One of the best posts I have ever had on this blog came in the comments section. The commenter said that worry was the misuse of imagination. That is one of the more profound statements I’ve heard, and it is definitely more insightful than anything I think I have ever said.

But I do worry too much. At times I don’t know how not to. One of the unique things about being human is that we can recognize our moods. When I am showing the symptoms of anxiety or depression, I can step outside of myself, take a look, and say “I am suffering from these symptoms. This is not normal. This isn’t me.”

Terrifying and liberating

What an incredible thing. Both terrifying and liberating. We can be self-aware enough to realize that we are acting out of character. The terrifying part is when we don’t know how to change it. When the constant worry is actually constant, and not just the intermittent stress of life.

The liberating side is that, provided we know of an anxiety treatment that actually works for us–I do not believe there is a one-size-fits-all approach–we can recognize our state of mind and emotions and take the steps to correct it.

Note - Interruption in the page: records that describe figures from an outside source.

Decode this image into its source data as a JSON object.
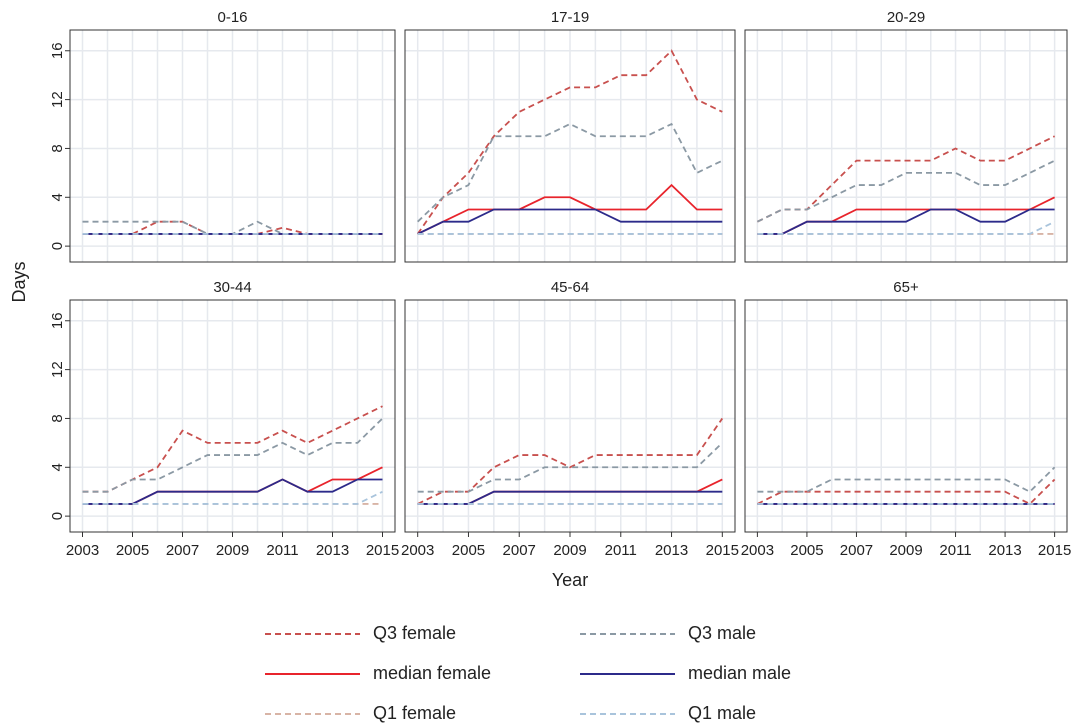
{
  "chart_data": [
    {
      "type": "line",
      "title": "0-16",
      "ylabel": "Days",
      "x": [
        2003,
        2004,
        2005,
        2006,
        2007,
        2008,
        2009,
        2010,
        2011,
        2012,
        2013,
        2014,
        2015
      ],
      "xlim": [
        2002.5,
        2015.5
      ],
      "xticks": [
        2003,
        2005,
        2007,
        2009,
        2011,
        2013,
        2015
      ],
      "ylim": [
        -1.3,
        17.7
      ],
      "yticks": [
        0,
        4,
        8,
        12,
        16
      ],
      "grid": true,
      "series": [
        {
          "name": "Q3 female",
          "color": "#c8504e",
          "line_style": "dashed",
          "values": [
            1,
            1,
            1,
            2,
            2,
            1,
            1,
            1,
            1.5,
            1,
            1,
            1,
            1
          ]
        },
        {
          "name": "median female",
          "color": "#e8242c",
          "line_style": "solid",
          "values": [
            1,
            1,
            1,
            1,
            1,
            1,
            1,
            1,
            1,
            1,
            1,
            1,
            1
          ]
        },
        {
          "name": "Q1 female",
          "color": "#d8b4a6",
          "line_style": "dashed",
          "values": [
            1,
            1,
            1,
            1,
            1,
            1,
            1,
            1,
            1,
            1,
            1,
            1,
            1
          ]
        },
        {
          "name": "Q3 male",
          "color": "#8b99a4",
          "line_style": "dashed",
          "values": [
            2,
            2,
            2,
            2,
            2,
            1,
            1,
            2,
            1,
            1,
            1,
            1,
            1
          ]
        },
        {
          "name": "median male",
          "color": "#2c2a8a",
          "line_style": "solid",
          "values": [
            1,
            1,
            1,
            1,
            1,
            1,
            1,
            1,
            1,
            1,
            1,
            1,
            1
          ]
        },
        {
          "name": "Q1 male",
          "color": "#a9c4dc",
          "line_style": "dashed",
          "values": [
            1,
            1,
            1,
            1,
            1,
            1,
            1,
            1,
            1,
            1,
            1,
            1,
            1
          ]
        }
      ]
    },
    {
      "type": "line",
      "title": "17-19",
      "x": [
        2003,
        2004,
        2005,
        2006,
        2007,
        2008,
        2009,
        2010,
        2011,
        2012,
        2013,
        2014,
        2015
      ],
      "xlim": [
        2002.5,
        2015.5
      ],
      "xticks": [
        2003,
        2005,
        2007,
        2009,
        2011,
        2013,
        2015
      ],
      "ylim": [
        -1.3,
        17.7
      ],
      "yticks": [
        0,
        4,
        8,
        12,
        16
      ],
      "grid": true,
      "series": [
        {
          "name": "Q3 female",
          "color": "#c8504e",
          "line_style": "dashed",
          "values": [
            1,
            4,
            6,
            9,
            11,
            12,
            13,
            13,
            14,
            14,
            16,
            12,
            11
          ]
        },
        {
          "name": "median female",
          "color": "#e8242c",
          "line_style": "solid",
          "values": [
            1,
            2,
            3,
            3,
            3,
            4,
            4,
            3,
            3,
            3,
            5,
            3,
            3
          ]
        },
        {
          "name": "Q1 female",
          "color": "#d8b4a6",
          "line_style": "dashed",
          "values": [
            1,
            1,
            1,
            1,
            1,
            1,
            1,
            1,
            1,
            1,
            1,
            1,
            1
          ]
        },
        {
          "name": "Q3 male",
          "color": "#8b99a4",
          "line_style": "dashed",
          "values": [
            2,
            4,
            5,
            9,
            9,
            9,
            10,
            9,
            9,
            9,
            10,
            6,
            7
          ]
        },
        {
          "name": "median male",
          "color": "#2c2a8a",
          "line_style": "solid",
          "values": [
            1,
            2,
            2,
            3,
            3,
            3,
            3,
            3,
            2,
            2,
            2,
            2,
            2
          ]
        },
        {
          "name": "Q1 male",
          "color": "#a9c4dc",
          "line_style": "dashed",
          "values": [
            1,
            1,
            1,
            1,
            1,
            1,
            1,
            1,
            1,
            1,
            1,
            1,
            1
          ]
        }
      ]
    },
    {
      "type": "line",
      "title": "20-29",
      "x": [
        2003,
        2004,
        2005,
        2006,
        2007,
        2008,
        2009,
        2010,
        2011,
        2012,
        2013,
        2014,
        2015
      ],
      "xlim": [
        2002.5,
        2015.5
      ],
      "xticks": [
        2003,
        2005,
        2007,
        2009,
        2011,
        2013,
        2015
      ],
      "ylim": [
        -1.3,
        17.7
      ],
      "yticks": [
        0,
        4,
        8,
        12,
        16
      ],
      "grid": true,
      "series": [
        {
          "name": "Q3 female",
          "color": "#c8504e",
          "line_style": "dashed",
          "values": [
            2,
            3,
            3,
            5,
            7,
            7,
            7,
            7,
            8,
            7,
            7,
            8,
            9
          ]
        },
        {
          "name": "median female",
          "color": "#e8242c",
          "line_style": "solid",
          "values": [
            1,
            1,
            2,
            2,
            3,
            3,
            3,
            3,
            3,
            3,
            3,
            3,
            4
          ]
        },
        {
          "name": "Q1 female",
          "color": "#d8b4a6",
          "line_style": "dashed",
          "values": [
            1,
            1,
            1,
            1,
            1,
            1,
            1,
            1,
            1,
            1,
            1,
            1,
            1
          ]
        },
        {
          "name": "Q3 male",
          "color": "#8b99a4",
          "line_style": "dashed",
          "values": [
            2,
            3,
            3,
            4,
            5,
            5,
            6,
            6,
            6,
            5,
            5,
            6,
            7
          ]
        },
        {
          "name": "median male",
          "color": "#2c2a8a",
          "line_style": "solid",
          "values": [
            1,
            1,
            2,
            2,
            2,
            2,
            2,
            3,
            3,
            2,
            2,
            3,
            3
          ]
        },
        {
          "name": "Q1 male",
          "color": "#a9c4dc",
          "line_style": "dashed",
          "values": [
            1,
            1,
            1,
            1,
            1,
            1,
            1,
            1,
            1,
            1,
            1,
            1,
            2
          ]
        }
      ]
    },
    {
      "type": "line",
      "title": "30-44",
      "x": [
        2003,
        2004,
        2005,
        2006,
        2007,
        2008,
        2009,
        2010,
        2011,
        2012,
        2013,
        2014,
        2015
      ],
      "xlim": [
        2002.5,
        2015.5
      ],
      "xticks": [
        2003,
        2005,
        2007,
        2009,
        2011,
        2013,
        2015
      ],
      "ylim": [
        -1.3,
        17.7
      ],
      "yticks": [
        0,
        4,
        8,
        12,
        16
      ],
      "grid": true,
      "series": [
        {
          "name": "Q3 female",
          "color": "#c8504e",
          "line_style": "dashed",
          "values": [
            2,
            2,
            3,
            4,
            7,
            6,
            6,
            6,
            7,
            6,
            7,
            8,
            9
          ]
        },
        {
          "name": "median female",
          "color": "#e8242c",
          "line_style": "solid",
          "values": [
            1,
            1,
            1,
            2,
            2,
            2,
            2,
            2,
            3,
            2,
            3,
            3,
            4
          ]
        },
        {
          "name": "Q1 female",
          "color": "#d8b4a6",
          "line_style": "dashed",
          "values": [
            1,
            1,
            1,
            1,
            1,
            1,
            1,
            1,
            1,
            1,
            1,
            1,
            1
          ]
        },
        {
          "name": "Q3 male",
          "color": "#8b99a4",
          "line_style": "dashed",
          "values": [
            2,
            2,
            3,
            3,
            4,
            5,
            5,
            5,
            6,
            5,
            6,
            6,
            8
          ]
        },
        {
          "name": "median male",
          "color": "#2c2a8a",
          "line_style": "solid",
          "values": [
            1,
            1,
            1,
            2,
            2,
            2,
            2,
            2,
            3,
            2,
            2,
            3,
            3
          ]
        },
        {
          "name": "Q1 male",
          "color": "#a9c4dc",
          "line_style": "dashed",
          "values": [
            1,
            1,
            1,
            1,
            1,
            1,
            1,
            1,
            1,
            1,
            1,
            1,
            2
          ]
        }
      ]
    },
    {
      "type": "line",
      "title": "45-64",
      "xlabel": "Year",
      "x": [
        2003,
        2004,
        2005,
        2006,
        2007,
        2008,
        2009,
        2010,
        2011,
        2012,
        2013,
        2014,
        2015
      ],
      "xlim": [
        2002.5,
        2015.5
      ],
      "xticks": [
        2003,
        2005,
        2007,
        2009,
        2011,
        2013,
        2015
      ],
      "ylim": [
        -1.3,
        17.7
      ],
      "yticks": [
        0,
        4,
        8,
        12,
        16
      ],
      "grid": true,
      "series": [
        {
          "name": "Q3 female",
          "color": "#c8504e",
          "line_style": "dashed",
          "values": [
            1,
            2,
            2,
            4,
            5,
            5,
            4,
            5,
            5,
            5,
            5,
            5,
            8
          ]
        },
        {
          "name": "median female",
          "color": "#e8242c",
          "line_style": "solid",
          "values": [
            1,
            1,
            1,
            2,
            2,
            2,
            2,
            2,
            2,
            2,
            2,
            2,
            3
          ]
        },
        {
          "name": "Q1 female",
          "color": "#d8b4a6",
          "line_style": "dashed",
          "values": [
            1,
            1,
            1,
            1,
            1,
            1,
            1,
            1,
            1,
            1,
            1,
            1,
            1
          ]
        },
        {
          "name": "Q3 male",
          "color": "#8b99a4",
          "line_style": "dashed",
          "values": [
            2,
            2,
            2,
            3,
            3,
            4,
            4,
            4,
            4,
            4,
            4,
            4,
            6
          ]
        },
        {
          "name": "median male",
          "color": "#2c2a8a",
          "line_style": "solid",
          "values": [
            1,
            1,
            1,
            2,
            2,
            2,
            2,
            2,
            2,
            2,
            2,
            2,
            2
          ]
        },
        {
          "name": "Q1 male",
          "color": "#a9c4dc",
          "line_style": "dashed",
          "values": [
            1,
            1,
            1,
            1,
            1,
            1,
            1,
            1,
            1,
            1,
            1,
            1,
            1
          ]
        }
      ]
    },
    {
      "type": "line",
      "title": "65+",
      "x": [
        2003,
        2004,
        2005,
        2006,
        2007,
        2008,
        2009,
        2010,
        2011,
        2012,
        2013,
        2014,
        2015
      ],
      "xlim": [
        2002.5,
        2015.5
      ],
      "xticks": [
        2003,
        2005,
        2007,
        2009,
        2011,
        2013,
        2015
      ],
      "ylim": [
        -1.3,
        17.7
      ],
      "yticks": [
        0,
        4,
        8,
        12,
        16
      ],
      "grid": true,
      "series": [
        {
          "name": "Q3 female",
          "color": "#c8504e",
          "line_style": "dashed",
          "values": [
            1,
            2,
            2,
            2,
            2,
            2,
            2,
            2,
            2,
            2,
            2,
            1,
            3
          ]
        },
        {
          "name": "median female",
          "color": "#e8242c",
          "line_style": "solid",
          "values": [
            1,
            1,
            1,
            1,
            1,
            1,
            1,
            1,
            1,
            1,
            1,
            1,
            1
          ]
        },
        {
          "name": "Q1 female",
          "color": "#d8b4a6",
          "line_style": "dashed",
          "values": [
            1,
            1,
            1,
            1,
            1,
            1,
            1,
            1,
            1,
            1,
            1,
            1,
            1
          ]
        },
        {
          "name": "Q3 male",
          "color": "#8b99a4",
          "line_style": "dashed",
          "values": [
            2,
            2,
            2,
            3,
            3,
            3,
            3,
            3,
            3,
            3,
            3,
            2,
            4
          ]
        },
        {
          "name": "median male",
          "color": "#2c2a8a",
          "line_style": "solid",
          "values": [
            1,
            1,
            1,
            1,
            1,
            1,
            1,
            1,
            1,
            1,
            1,
            1,
            1
          ]
        },
        {
          "name": "Q1 male",
          "color": "#a9c4dc",
          "line_style": "dashed",
          "values": [
            1,
            1,
            1,
            1,
            1,
            1,
            1,
            1,
            1,
            1,
            1,
            1,
            1
          ]
        }
      ]
    }
  ]
}
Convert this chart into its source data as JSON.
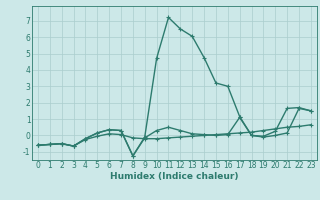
{
  "xlabel": "Humidex (Indice chaleur)",
  "x_values": [
    0,
    1,
    2,
    3,
    4,
    5,
    6,
    7,
    8,
    9,
    10,
    11,
    12,
    13,
    14,
    15,
    16,
    17,
    18,
    19,
    20,
    21,
    22,
    23
  ],
  "series": [
    {
      "y": [
        -0.6,
        -0.55,
        -0.5,
        -0.65,
        -0.25,
        -0.05,
        0.1,
        0.05,
        -0.15,
        -0.2,
        -0.2,
        -0.15,
        -0.1,
        -0.05,
        0.0,
        0.05,
        0.1,
        0.15,
        0.2,
        0.3,
        0.4,
        0.5,
        0.55,
        0.65
      ],
      "color": "#2d7b6e",
      "lw": 1.0
    },
    {
      "y": [
        -0.6,
        -0.55,
        -0.5,
        -0.65,
        -0.2,
        0.15,
        0.35,
        0.3,
        -1.25,
        -0.1,
        4.7,
        7.2,
        6.5,
        6.05,
        4.75,
        3.2,
        3.0,
        1.15,
        0.0,
        -0.05,
        0.25,
        1.65,
        1.7,
        1.5
      ],
      "color": "#2d7b6e",
      "lw": 1.0
    },
    {
      "y": [
        -0.6,
        -0.55,
        -0.5,
        -0.65,
        -0.2,
        0.15,
        0.35,
        0.3,
        -1.25,
        -0.15,
        0.3,
        0.5,
        0.3,
        0.1,
        0.05,
        0.0,
        0.05,
        1.1,
        0.0,
        -0.1,
        0.0,
        0.15,
        1.65,
        1.5
      ],
      "color": "#2d7b6e",
      "lw": 1.0
    }
  ],
  "ylim": [
    -1.5,
    7.9
  ],
  "xlim": [
    -0.5,
    23.5
  ],
  "yticks": [
    -1,
    0,
    1,
    2,
    3,
    4,
    5,
    6,
    7
  ],
  "xticks": [
    0,
    1,
    2,
    3,
    4,
    5,
    6,
    7,
    8,
    9,
    10,
    11,
    12,
    13,
    14,
    15,
    16,
    17,
    18,
    19,
    20,
    21,
    22,
    23
  ],
  "bg_color": "#cce8e8",
  "grid_color": "#aacece",
  "marker": "+",
  "marker_size": 3,
  "marker_lw": 0.8,
  "line_color": "#2d7b6e",
  "tick_fontsize": 5.5,
  "xlabel_fontsize": 6.5,
  "xlabel_color": "#2d7b6e",
  "tick_color": "#2d7b6e",
  "spine_color": "#2d7b6e"
}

But wow it can be difficult. Just because we can recognize that we should not be feeling a certain way does not mean that we do not feel that way. In the moment, when the anguish is immediate and acute, if you fumble around and can’t find the off switch, there is small comfort in declaring that you are simply in a mood.

I believe the best way to worry less is to find things to be happy about. There is nothing that works better for me than making progress in something. There is something so healthy for me about measurable progress and small victories. It usually means my strength training.

I go into the gym, throw the weights around, and I either made progress or I didn’t. (but I always do). Is there something in your life that you can measure, that you know you can always improve on? That is the thing I would urge you to try the next time you are overcome with stress and worries.

Life is hard and I don’t think there’s anything wrong with saying so. But humans seem unique in their ability to make things harder than they need to be sometimes. Constant worrying, case in point.

I know I do.

Comments on this entry are closed.

  • ami August 12, 2010, 8:36 pm

    This feels like a follow up to your insomnia post. Maybe finding a solution to your worrying will help with the insomnia.

    One way I have dealt with an overactive imagination (and a tendency to worry – and to blow worries out of proportion) is to take my worries to their absurd extremes in my mind – and figure out if I could manage them at that extreme. Writing them down also helps (b/c worrying about forgetting stuff is one of my big worries :-0)

    • Josh Hanagarne August 12, 2010, 8:40 pm

      Yeah…hopefully there won’t be too many followups to that post, because I’ll be too busy sleeping to write.